The Stanley Clarke Band: The Stanley Clarke Band

The Stanley Clarke Band
The Stanley Clarke Band
Heads Up International
2010-06-15

Bassist Stanley Clarke’s new album may have a generic title, but it’s appropriate. As someone who helped invent the genre known as fusion jazz in addition to completely mastering his own instrument, a piece of living history like Clarke has every right to have complete control over his recording output. A looming influence like Clarke, who is well over 40 years into his career, has the luxury to call all the shots. But on The Stanley Clarke Band, the man at the center of it all has no problems handing the reigns over to much younger musicians, whether it be for extended solos or songwriting. And fortunately for us, the Stanley Clarke Band is more than up for the challenge. Aside from a few minor missteps, The Stanley Clarke Band is about as rock-solid and no-nonsense as its title.

Clarke has assembled an impressive band this time around. He has the benefit of not one, but two extraordinarily talented keyboardists with Hiromi Uehara and Ruslan Sirota, the former a holdover from Clarke’s 2009 album Jazz in the Garden. Human metronome Ronald Bruner, Jr. proves to be a reliable backbeat for Stanley Clarke’s heavily syncopated bass plucking in times of great fury. The rest of the disc is rounded out with guest performances from sax man Bob Sheppard, guitarists Charles Altra and Rob Bacon, vocalist Cheryl Bentyne, and a galvanized rhythm section helped out by additional bassists and drum programmers. On paper, it sounds like a busy mess, and some of you might not be too impressed by a long list of names. But you’re going to have to take my word for it when I say that it’s an impressive sounding ensemble.

The leadoff track “Soldier” gives us the spirit of the band in a seven-minute microcosm. Composed by Sirota, it’s an inimitable scaled-down epic. The rubato in the beginning slowly gives way to a hesitant fusion groove that would have not sounded out of place coming from Weather Report or Return to Forever 30 years ago. 90 seconds in, the song is completely seized by this brisk motif that is absolutely riveting. This is followed by a piano solo that sounds like Vince Guaraldi if he were surrounded held at gunpoint in combat. “A soldier’s path is never easy”, writes the song’s author in the liner notes. The piece’s sense of drama never pretends to assume otherwise, and it easily establishes the high point of the album right away.

This doesn’t mean that the rest of the album slouches. A close second to the power of “Soldier” would probably have to be a rereading of Return to Forever’s “No Mystery”, which the band manages to play as if it were written just for them. Hiromi Uehara gets to display her writing skills on “Labyrinth”, her lone composition on the collection (and does it ever count!). Just the main theme plays out like a myriad of syncopated cadences that seem to resolve only in ways you least expect them.

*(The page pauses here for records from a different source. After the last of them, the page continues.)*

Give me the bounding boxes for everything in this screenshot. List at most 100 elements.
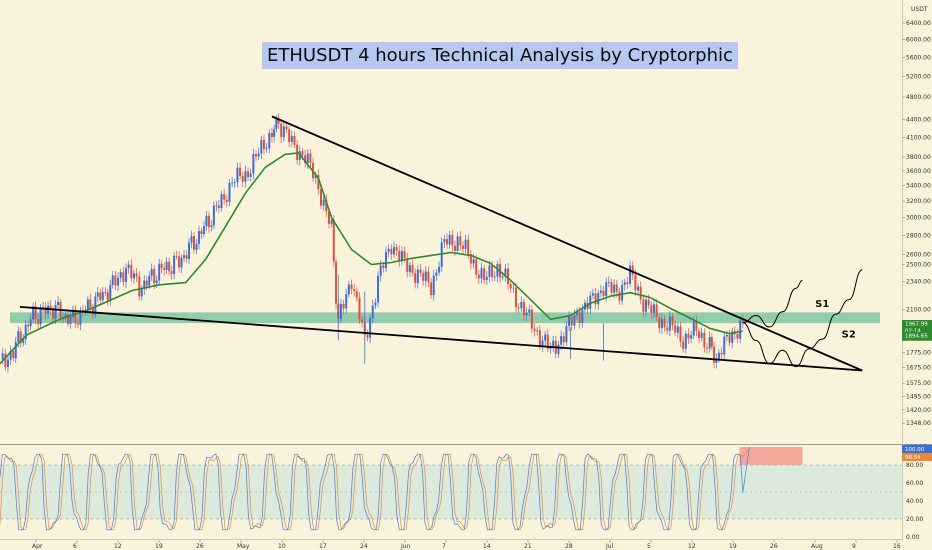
- price-candle: [247, 171, 250, 178]
- price-candle: [135, 273, 138, 277]
- price-candle: [512, 287, 515, 289]
- support-trendline: [19, 305, 863, 372]
- price-candle: [104, 292, 107, 293]
- price-candle: [485, 276, 488, 280]
- price-candle: [260, 139, 263, 154]
- price-candle: [504, 268, 507, 277]
- price-candle: [408, 265, 411, 272]
- price-candle: [239, 167, 242, 177]
- price-candle: [607, 281, 610, 283]
- price-candle: [290, 136, 293, 142]
- price-candle: [472, 259, 475, 264]
- price-candle: [565, 325, 568, 343]
- price-candle: [461, 245, 464, 249]
- price-candle: [432, 275, 435, 296]
- x-tick-label: 26: [196, 543, 204, 550]
- price-candle: [69, 316, 72, 324]
- price-candle: [342, 303, 345, 309]
- price-candle: [345, 294, 348, 309]
- x-tick-label: 26: [770, 543, 778, 550]
- price-candle: [682, 341, 685, 349]
- price-candle: [395, 247, 398, 251]
- price-candle: [520, 301, 523, 309]
- axis-layer: 6400.00 6000.00 5600.00 5200.00 4800.00 4400.…: [32, 6, 932, 550]
- price-candle: [467, 239, 470, 255]
- price-candle: [270, 132, 273, 137]
- price-candle: [570, 316, 573, 326]
- y-tick-label: 2500.00: [906, 262, 931, 269]
- price-candle: [27, 324, 30, 327]
- price-candle: [119, 272, 122, 278]
- projection-s2-label: S2: [842, 330, 856, 341]
- price-candle: [430, 282, 433, 296]
- price-candle: [265, 148, 268, 150]
- price-candle: [339, 303, 342, 320]
- price-candle: [273, 129, 276, 137]
- price-candle: [403, 251, 406, 259]
- price-candle: [692, 321, 695, 336]
- x-tick-label: 12: [114, 543, 122, 550]
- price-candle: [252, 154, 255, 174]
- price-candle: [728, 335, 731, 343]
- price-candle: [185, 255, 188, 259]
- oscillator-y-tick: 0.00: [906, 534, 920, 541]
- price-candle: [448, 234, 451, 245]
- price-candle: [183, 255, 186, 258]
- x-tick-label: 16: [893, 543, 901, 550]
- price-candle: [163, 268, 166, 270]
- price-candle: [288, 129, 291, 142]
- y-tick-label: 3600.00: [906, 168, 931, 175]
- price-layer: [1, 113, 744, 373]
- price-candle: [525, 312, 528, 316]
- price-candle: [130, 264, 133, 279]
- x-tick-label: 10: [278, 543, 286, 550]
- y-tick-label: 1348.00: [906, 420, 931, 427]
- price-candle: [591, 293, 594, 296]
- price-candle: [215, 205, 218, 207]
- price-candle: [335, 261, 338, 304]
- price-candle: [197, 231, 200, 244]
- price-candle: [86, 299, 89, 311]
- price-candle: [536, 330, 539, 332]
- price-candle: [416, 269, 419, 284]
- price-candle: [12, 351, 15, 359]
- price-candle: [233, 182, 236, 184]
- price-candle: [390, 248, 393, 255]
- price-candle: [6, 359, 9, 368]
- price-candle: [507, 268, 510, 285]
- price-candle: [293, 136, 296, 145]
- price-candle: [160, 263, 163, 269]
- price-candle: [382, 265, 385, 269]
- price-candle: [76, 323, 79, 325]
- price-candle: [178, 256, 181, 268]
- x-tick-label: 19: [155, 543, 163, 550]
- price-candle: [720, 352, 723, 355]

After awhile, it feels as if Stanley Clarke’s songwriting contributions were the least convincing ones in the pot. They do have their place, however. “Bass Folk Song No. 10”, which concludes a long-standing series of solos Clarke had been writing since the ’70s, accomplishes a surprisingly affecting mood in ways fusion skeptics could never imagine. And it’s all done with a four-string and just the tiniest bit of background programming. “Larry Has Traveled 11 Miles and Waited a Lifetime for the Return of Vishnu’s Report” and “Sonny Rollins” function as dedications to Joe Zawinul and Sonny Rollins (obviously), respectively. And though Clarke has solidified his own compositional voice over the years, they still don’t rise to anything above homage. “How Is the Weather Up There?”, apart from being an excuse to groove, also does its best to be timely in the face of global warming. Informed by the news of this forthcoming composition, Clarke’s fans left voicemail messages offering up their thoughts and opinions about the subject, including one that I hadn’t heard before: “It’s not carbon dioxide driven. When the planet gets warmer it’s because of the sun. When the sun gets hotter, all the planets get hotter.” Gosh, how come we never thought of that one before?

Since the title is so definitive, early buzz around The Stanley Clarke Band compared it rather favorably to his first three solo albums. And to anyone who still sits at home spinning their vinyl copies of Journey to Love or School Days, the idea of this release ranking as Clarke’s greatest achievement may sound preposterous — especially with all that young talent invading his space. But to anyone who thought that Clarke’s 2008 album The Toys of Men showed great promise of elastic tension and release, The Stanley Clarke Band is hot off its heels. For all its inconsistencies, this album could be fusion’s new fountain of youth.